Part 1: Cloud

217 16 2
                                    


Kesetiaan seperti awan, menemani hujan sepanjang zaman, tak tergantikan.


Kamu percaya takdir? Kamu percaya segala yang terjadi di dunia ini adalah bukan sebuah kebetulan, melainkan sudah ada rencana awal yang dituliskan? Lalu Tuhan mewujudkannya dalam sebuah bentuk kenyataan. Ada yang telah dituliskan sebagai sebuah kebaikan, atau sebaliknya.


Namaku Sofie, aku tinggal di ketinggian hanya beberapa meter dari permukaan laut. Ya, begitulah, kota-kota di sini memang sangat rendah, bahkan nyaris tenggelam jika tidak dibantu dengan bendungan bendungan luar biasa hasil teknologi temuan manusia.

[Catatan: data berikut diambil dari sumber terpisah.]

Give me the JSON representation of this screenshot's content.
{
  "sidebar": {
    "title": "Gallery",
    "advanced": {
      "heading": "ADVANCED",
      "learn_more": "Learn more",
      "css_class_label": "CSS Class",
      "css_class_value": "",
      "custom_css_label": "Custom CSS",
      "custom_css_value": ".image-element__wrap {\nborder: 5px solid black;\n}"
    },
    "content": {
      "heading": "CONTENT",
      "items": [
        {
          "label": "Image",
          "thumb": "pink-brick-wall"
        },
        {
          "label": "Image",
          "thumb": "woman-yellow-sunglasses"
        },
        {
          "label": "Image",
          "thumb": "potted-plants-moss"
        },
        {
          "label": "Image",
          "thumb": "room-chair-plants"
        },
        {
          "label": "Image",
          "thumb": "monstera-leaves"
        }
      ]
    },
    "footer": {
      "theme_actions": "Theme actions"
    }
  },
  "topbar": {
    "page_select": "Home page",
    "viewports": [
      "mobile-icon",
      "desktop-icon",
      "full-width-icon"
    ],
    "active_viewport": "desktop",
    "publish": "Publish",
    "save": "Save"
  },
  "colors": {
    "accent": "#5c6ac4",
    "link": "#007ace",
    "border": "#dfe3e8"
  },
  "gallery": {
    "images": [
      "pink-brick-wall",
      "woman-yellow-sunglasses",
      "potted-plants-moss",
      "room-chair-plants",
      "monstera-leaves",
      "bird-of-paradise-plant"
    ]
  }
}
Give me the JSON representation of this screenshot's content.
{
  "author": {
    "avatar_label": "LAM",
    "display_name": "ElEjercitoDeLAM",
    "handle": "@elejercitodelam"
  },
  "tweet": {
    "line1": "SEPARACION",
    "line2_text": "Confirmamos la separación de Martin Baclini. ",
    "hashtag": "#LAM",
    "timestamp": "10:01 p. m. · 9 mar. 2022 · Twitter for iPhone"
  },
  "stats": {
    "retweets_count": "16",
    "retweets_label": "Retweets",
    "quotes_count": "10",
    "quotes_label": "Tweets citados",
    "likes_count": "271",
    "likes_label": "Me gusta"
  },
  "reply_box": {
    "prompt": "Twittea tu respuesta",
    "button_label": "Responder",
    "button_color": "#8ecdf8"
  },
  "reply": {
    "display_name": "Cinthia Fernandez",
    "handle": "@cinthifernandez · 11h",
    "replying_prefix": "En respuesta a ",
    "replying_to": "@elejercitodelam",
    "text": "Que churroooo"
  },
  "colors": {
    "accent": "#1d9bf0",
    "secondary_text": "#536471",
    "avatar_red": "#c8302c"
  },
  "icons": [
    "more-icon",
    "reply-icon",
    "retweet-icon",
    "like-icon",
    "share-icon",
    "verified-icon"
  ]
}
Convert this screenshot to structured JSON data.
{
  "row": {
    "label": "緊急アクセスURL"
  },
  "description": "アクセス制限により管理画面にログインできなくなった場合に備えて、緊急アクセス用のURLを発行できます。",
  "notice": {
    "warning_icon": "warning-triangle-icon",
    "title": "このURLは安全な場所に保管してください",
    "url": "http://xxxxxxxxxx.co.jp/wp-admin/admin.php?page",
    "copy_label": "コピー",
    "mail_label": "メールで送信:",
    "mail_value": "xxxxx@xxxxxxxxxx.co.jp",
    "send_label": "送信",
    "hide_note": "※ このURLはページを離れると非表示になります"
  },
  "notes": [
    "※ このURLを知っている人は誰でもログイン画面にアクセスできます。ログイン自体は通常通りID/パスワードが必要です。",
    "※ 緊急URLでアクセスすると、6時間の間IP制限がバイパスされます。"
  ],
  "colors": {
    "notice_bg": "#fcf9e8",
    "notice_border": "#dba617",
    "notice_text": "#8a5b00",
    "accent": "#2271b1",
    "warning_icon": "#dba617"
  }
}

Amsterdam, kota pesisir yang indah, suamiku menyebutnya begitu. Kami telah menetap cukup lama di sini, setelah lebih dari dua puluh tahun kami hidup dan besar di negara asalku, Indonesia. Ayahku berkebangsaan Belanda, sedangkan ibuku perempuan asli Indonesia. Sudah belasan tahun mereka tinggal dengan tenang di surga, dan rumah yang aku dan suamiku tempati sekarang adalah warisan keluarga, tempat di mana ayah dan ibuku menghabiskan waktu senja mereka dulu.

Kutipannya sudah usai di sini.